By Donna Miles
American Forces Press Service
“It says that VA and veterans are the president’s top priority,” Gould said during an interview in Snowmass Village , Colo. , last week at the 25th National Disabled Veterans Winter Sports Clinic.
Gould said the budget request reflects a renewed commitment to VA’s charter as President Abraham Lincoln enunciated it in his second inaugural address: “to care for him who shall have borne the battle, and for his widow and his orphan.”
“If you look at our fiscal year 2010 budget, it was the largest in 30 years,” Gould said. “It was followed by another roughly 7 and a half percent in 2011, and now we have another 3 and a half percent on top of that. So it is a striking level of investment by the administration.”
Gould cautioned, however, that VA can’t take this commitment for granted. “We are working really hard to make sure we use every dollar wisely,” he said.
The fiscal 2012 budget request supports VA’s five-year strategic plan, with priority goals to:
-- End veteran homelessness by 2015, with $940 million in the fiscal 2012 request for programs to reduce and prevent homelessness among veterans and their families;
-- Implement a paperless claims-processing system by 2012, a major step toward eliminating the disability claims backlog so no veteran has to wait more than 125 days for a decision;
-- Build and deploy an automated Post-9/11 GI Bill benefits system to speed tuition and housing payments for all eligible veterans;
-- Create the next-generation electronic record system that begins when service members enlist in the military and remains with them through retirement or after they return to civilian life;
-- Improve the quality, access and value of mental health care provided, with $6.2 million in the fiscal 2012 request for mental health programs, including $68 million for suicide prevention; and
-- Deploy a new management program to improve client access to VA services and benefits by June 2012.
“We have a very bold strategy,” Gould said. “And we are very focused on making sure that we get the resources to support it in a way that ties the budget to this strategic strategy.”
Much of VA’s focus is on making the organizational changes and systems improvements required for it to function more efficiently and effectively, Gould said.
“We want to invest in the people, their training and the systems that make our organization more intelligent, more able to deliver on the promise of these priorities and the overall strategy,” he explained.
VA is working to transform into Secretary Eric K. Shinseki’s vision of a veteran-centric, results-driven, forward-looking organization, Gould said.

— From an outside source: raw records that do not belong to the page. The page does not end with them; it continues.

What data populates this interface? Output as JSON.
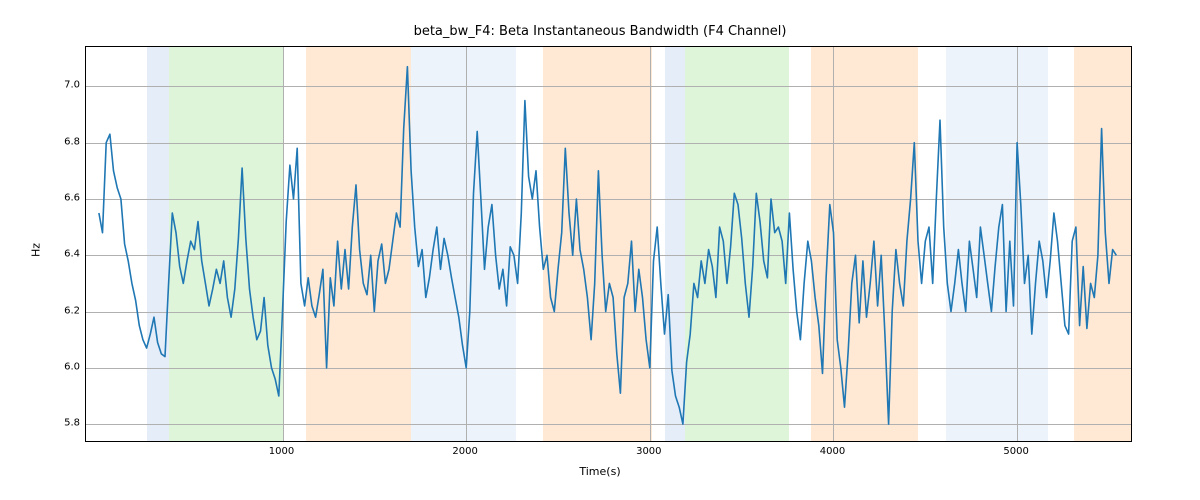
{
  "chart_data": {
    "type": "line",
    "title": "beta_bw_F4: Beta Instantaneous Bandwidth (F4 Channel)",
    "xlabel": "Time(s)",
    "ylabel": "Hz",
    "xlim": [
      -70,
      5620
    ],
    "ylim": [
      5.74,
      7.14
    ],
    "xticks": [
      1000,
      2000,
      3000,
      4000,
      5000
    ],
    "yticks": [
      5.8,
      6.0,
      6.2,
      6.4,
      6.6,
      6.8,
      7.0
    ],
    "bands": [
      {
        "x0": 260,
        "x1": 380,
        "color": "blue"
      },
      {
        "x0": 380,
        "x1": 1010,
        "color": "green"
      },
      {
        "x0": 1130,
        "x1": 1700,
        "color": "orange"
      },
      {
        "x0": 1700,
        "x1": 2270,
        "color": "lblue"
      },
      {
        "x0": 2420,
        "x1": 3010,
        "color": "orange"
      },
      {
        "x0": 3080,
        "x1": 3190,
        "color": "blue"
      },
      {
        "x0": 3190,
        "x1": 3760,
        "color": "green"
      },
      {
        "x0": 3880,
        "x1": 4460,
        "color": "orange"
      },
      {
        "x0": 4610,
        "x1": 5170,
        "color": "lblue"
      },
      {
        "x0": 5310,
        "x1": 5620,
        "color": "orange"
      }
    ],
    "x": [
      0,
      20,
      40,
      60,
      80,
      100,
      120,
      140,
      160,
      180,
      200,
      220,
      240,
      260,
      280,
      300,
      320,
      340,
      360,
      380,
      400,
      420,
      440,
      460,
      480,
      500,
      520,
      540,
      560,
      580,
      600,
      620,
      640,
      660,
      680,
      700,
      720,
      740,
      760,
      780,
      800,
      820,
      840,
      860,
      880,
      900,
      920,
      940,
      960,
      980,
      1000,
      1020,
      1040,
      1060,
      1080,
      1100,
      1120,
      1140,
      1160,
      1180,
      1200,
      1220,
      1240,
      1260,
      1280,
      1300,
      1320,
      1340,
      1360,
      1380,
      1400,
      1420,
      1440,
      1460,
      1480,
      1500,
      1520,
      1540,
      1560,
      1580,
      1600,
      1620,
      1640,
      1660,
      1680,
      1700,
      1720,
      1740,
      1760,
      1780,
      1800,
      1820,
      1840,
      1860,
      1880,
      1900,
      1920,
      1940,
      1960,
      1980,
      2000,
      2020,
      2040,
      2060,
      2080,
      2100,
      2120,
      2140,
      2160,
      2180,
      2200,
      2220,
      2240,
      2260,
      2280,
      2300,
      2320,
      2340,
      2360,
      2380,
      2400,
      2420,
      2440,
      2460,
      2480,
      2500,
      2520,
      2540,
      2560,
      2580,
      2600,
      2620,
      2640,
      2660,
      2680,
      2700,
      2720,
      2740,
      2760,
      2780,
      2800,
      2820,
      2840,
      2860,
      2880,
      2900,
      2920,
      2940,
      2960,
      2980,
      3000,
      3020,
      3040,
      3060,
      3080,
      3100,
      3120,
      3140,
      3160,
      3180,
      3200,
      3220,
      3240,
      3260,
      3280,
      3300,
      3320,
      3340,
      3360,
      3380,
      3400,
      3420,
      3440,
      3460,
      3480,
      3500,
      3520,
      3540,
      3560,
      3580,
      3600,
      3620,
      3640,
      3660,
      3680,
      3700,
      3720,
      3740,
      3760,
      3780,
      3800,
      3820,
      3840,
      3860,
      3880,
      3900,
      3920,
      3940,
      3960,
      3980,
      4000,
      4020,
      4040,
      4060,
      4080,
      4100,
      4120,
      4140,
      4160,
      4180,
      4200,
      4220,
      4240,
      4260,
      4280,
      4300,
      4320,
      4340,
      4360,
      4380,
      4400,
      4420,
      4440,
      4460,
      4480,
      4500,
      4520,
      4540,
      4560,
      4580,
      4600,
      4620,
      4640,
      4660,
      4680,
      4700,
      4720,
      4740,
      4760,
      4780,
      4800,
      4820,
      4840,
      4860,
      4880,
      4900,
      4920,
      4940,
      4960,
      4980,
      5000,
      5020,
      5040,
      5060,
      5080,
      5100,
      5120,
      5140,
      5160,
      5180,
      5200,
      5220,
      5240,
      5260,
      5280,
      5300,
      5320,
      5340,
      5360,
      5380,
      5400,
      5420,
      5440,
      5460,
      5480,
      5500,
      5520,
      5540
    ],
    "values": [
      6.55,
      6.48,
      6.8,
      6.83,
      6.7,
      6.64,
      6.6,
      6.44,
      6.38,
      6.3,
      6.24,
      6.15,
      6.1,
      6.07,
      6.12,
      6.18,
      6.09,
      6.05,
      6.04,
      6.3,
      6.55,
      6.48,
      6.36,
      6.3,
      6.38,
      6.45,
      6.42,
      6.52,
      6.38,
      6.3,
      6.22,
      6.28,
      6.35,
      6.3,
      6.38,
      6.25,
      6.18,
      6.28,
      6.46,
      6.71,
      6.46,
      6.28,
      6.18,
      6.1,
      6.13,
      6.25,
      6.08,
      6.0,
      5.96,
      5.9,
      6.2,
      6.52,
      6.72,
      6.6,
      6.78,
      6.3,
      6.22,
      6.32,
      6.22,
      6.18,
      6.26,
      6.35,
      6.0,
      6.32,
      6.22,
      6.45,
      6.28,
      6.42,
      6.28,
      6.5,
      6.65,
      6.42,
      6.3,
      6.26,
      6.4,
      6.2,
      6.38,
      6.44,
      6.3,
      6.35,
      6.45,
      6.55,
      6.5,
      6.85,
      7.07,
      6.7,
      6.5,
      6.36,
      6.42,
      6.25,
      6.32,
      6.42,
      6.5,
      6.35,
      6.46,
      6.4,
      6.32,
      6.25,
      6.18,
      6.08,
      6.0,
      6.2,
      6.62,
      6.84,
      6.6,
      6.35,
      6.5,
      6.58,
      6.4,
      6.28,
      6.35,
      6.22,
      6.43,
      6.4,
      6.3,
      6.55,
      6.95,
      6.68,
      6.6,
      6.7,
      6.5,
      6.35,
      6.4,
      6.25,
      6.2,
      6.35,
      6.48,
      6.78,
      6.55,
      6.4,
      6.6,
      6.42,
      6.35,
      6.25,
      6.1,
      6.3,
      6.7,
      6.4,
      6.2,
      6.3,
      6.25,
      6.05,
      5.91,
      6.25,
      6.3,
      6.45,
      6.2,
      6.35,
      6.25,
      6.1,
      6.0,
      6.38,
      6.5,
      6.3,
      6.12,
      6.26,
      5.99,
      5.9,
      5.86,
      5.8,
      6.02,
      6.12,
      6.3,
      6.25,
      6.38,
      6.3,
      6.42,
      6.36,
      6.25,
      6.5,
      6.45,
      6.3,
      6.43,
      6.62,
      6.58,
      6.46,
      6.3,
      6.18,
      6.36,
      6.62,
      6.52,
      6.38,
      6.32,
      6.6,
      6.48,
      6.5,
      6.45,
      6.3,
      6.55,
      6.35,
      6.2,
      6.1,
      6.3,
      6.45,
      6.38,
      6.25,
      6.15,
      5.98,
      6.32,
      6.58,
      6.48,
      6.1,
      6.0,
      5.86,
      6.06,
      6.3,
      6.4,
      6.16,
      6.38,
      6.18,
      6.3,
      6.45,
      6.22,
      6.4,
      6.12,
      5.8,
      6.2,
      6.42,
      6.3,
      6.22,
      6.45,
      6.6,
      6.8,
      6.45,
      6.3,
      6.45,
      6.5,
      6.3,
      6.6,
      6.88,
      6.5,
      6.3,
      6.2,
      6.3,
      6.42,
      6.3,
      6.2,
      6.45,
      6.35,
      6.25,
      6.5,
      6.4,
      6.3,
      6.2,
      6.36,
      6.5,
      6.58,
      6.2,
      6.45,
      6.22,
      6.8,
      6.58,
      6.3,
      6.4,
      6.12,
      6.3,
      6.45,
      6.38,
      6.25,
      6.38,
      6.55,
      6.45,
      6.3,
      6.15,
      6.12,
      6.45,
      6.5,
      6.15,
      6.36,
      6.14,
      6.3,
      6.25,
      6.4,
      6.85,
      6.48,
      6.3,
      6.42,
      6.4
    ]
  }
}
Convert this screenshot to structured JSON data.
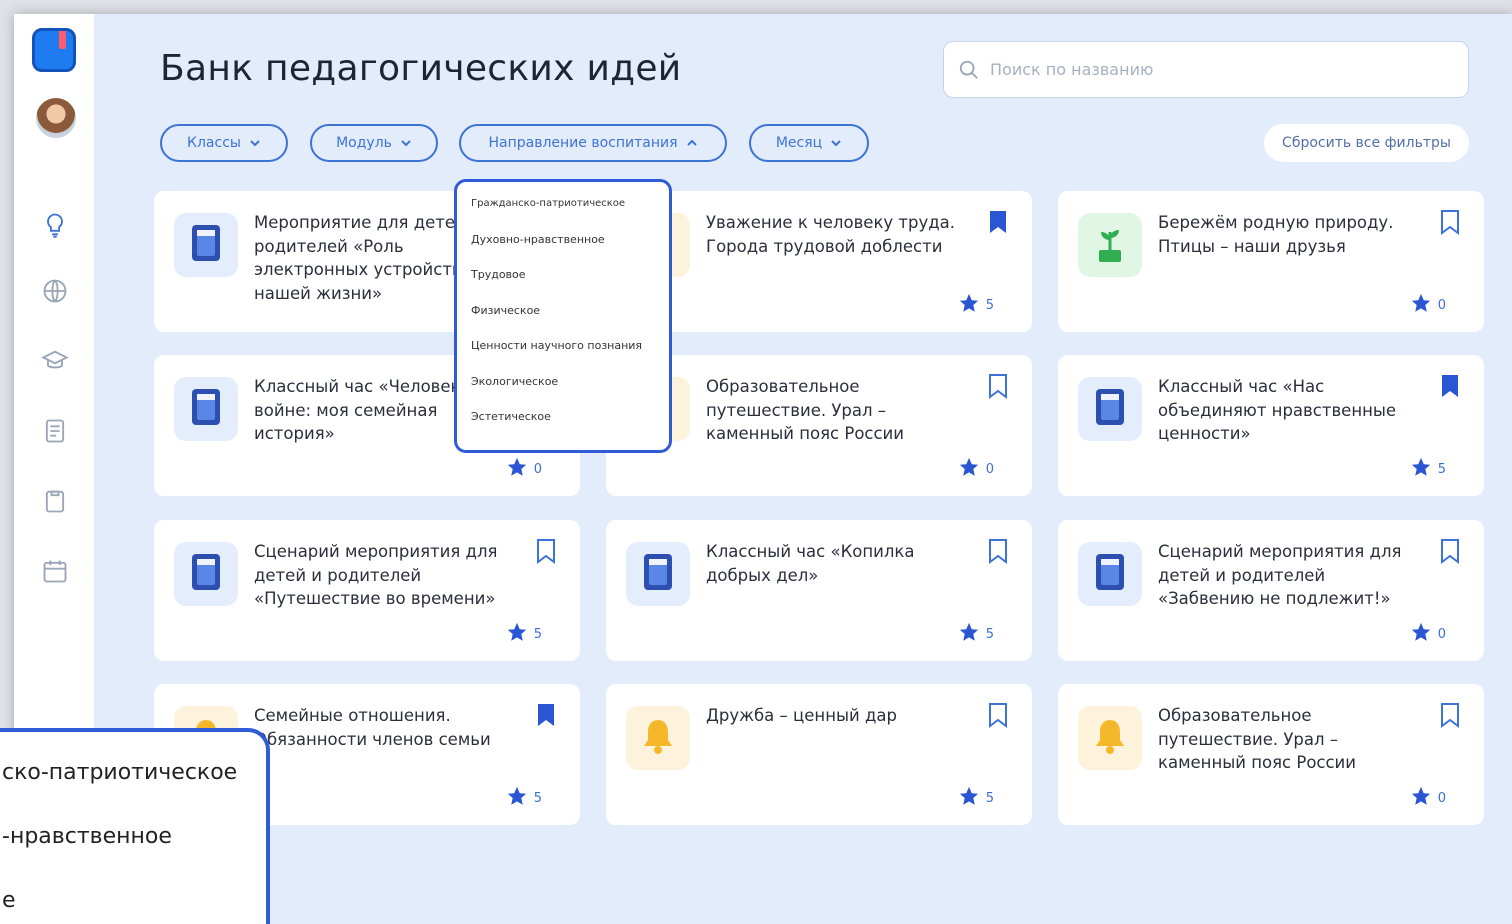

This, Gould said, involves new management systems that ensure accountability as well as maximum efficiency and effectiveness, while eliminating waste and improving the delivery of high-quality and timely veterans benefits and services. Toward that end, VA is seeking nearly $3.2 billion for fiscal 2012 to maintain and improve its information technology systems.
Gould reported progress already made on the IT front. “Two years ago, only 20 percent of projects were on time, on budget and to technical standards,” he said. “Today, 80 percent are.”
Similar improvements are bearing fruit in how VA manages its human resources. “Two years ago when we started hiring people, it took us 108 days,” Gould said. “Now we have it down to 76, and will achieve a goal by the year’s end of 60 days, the private-sector standard.”
Another improvement uses strategic sourcing, with VA’s separate operating units pooling their buying power to get the best price for their goods and services. Previously, the department’s separate operating units did their buying separately.
In addition, VA adopted a strategic capital investment plan that improves the way it manages its capital infrastructure –- 6,500 buildings nationwide, with a replacement value of $87 billion.
“Two years ago, there was no integrated process for evaluating where you would invest your next dollar in that physical infrastructure,” Gould said. Today, VA makes a business case for every proposal, pools these proposals, then evaluates and prioritizes them to identify the best use of its infrastructure funding.
“So now we can go to the secretary and say, ‘For the limited dollars we have, here is the best investment we can make to improve the security and safety of our veterans and improve quality and access,’” Gould said.
Gould noted an adage in the health care realm: health care is 85 percent business systems and 15 percent medicine.
The VA’s health-care providers, who make up the country’s largest direct-care health system, receive consistently high marks in the quality of care they provide, he said. In fact, he added, many are on par with their counterparts at the nation’s most prestigious hospitals and medical centers.
“So think about how much cost [savings] and how much potential efficiency is created if you can improve the underlying systems” that support them, Gould said, “while giving the doctors the maximum freedom to make the best judgment they can based on health care principles.”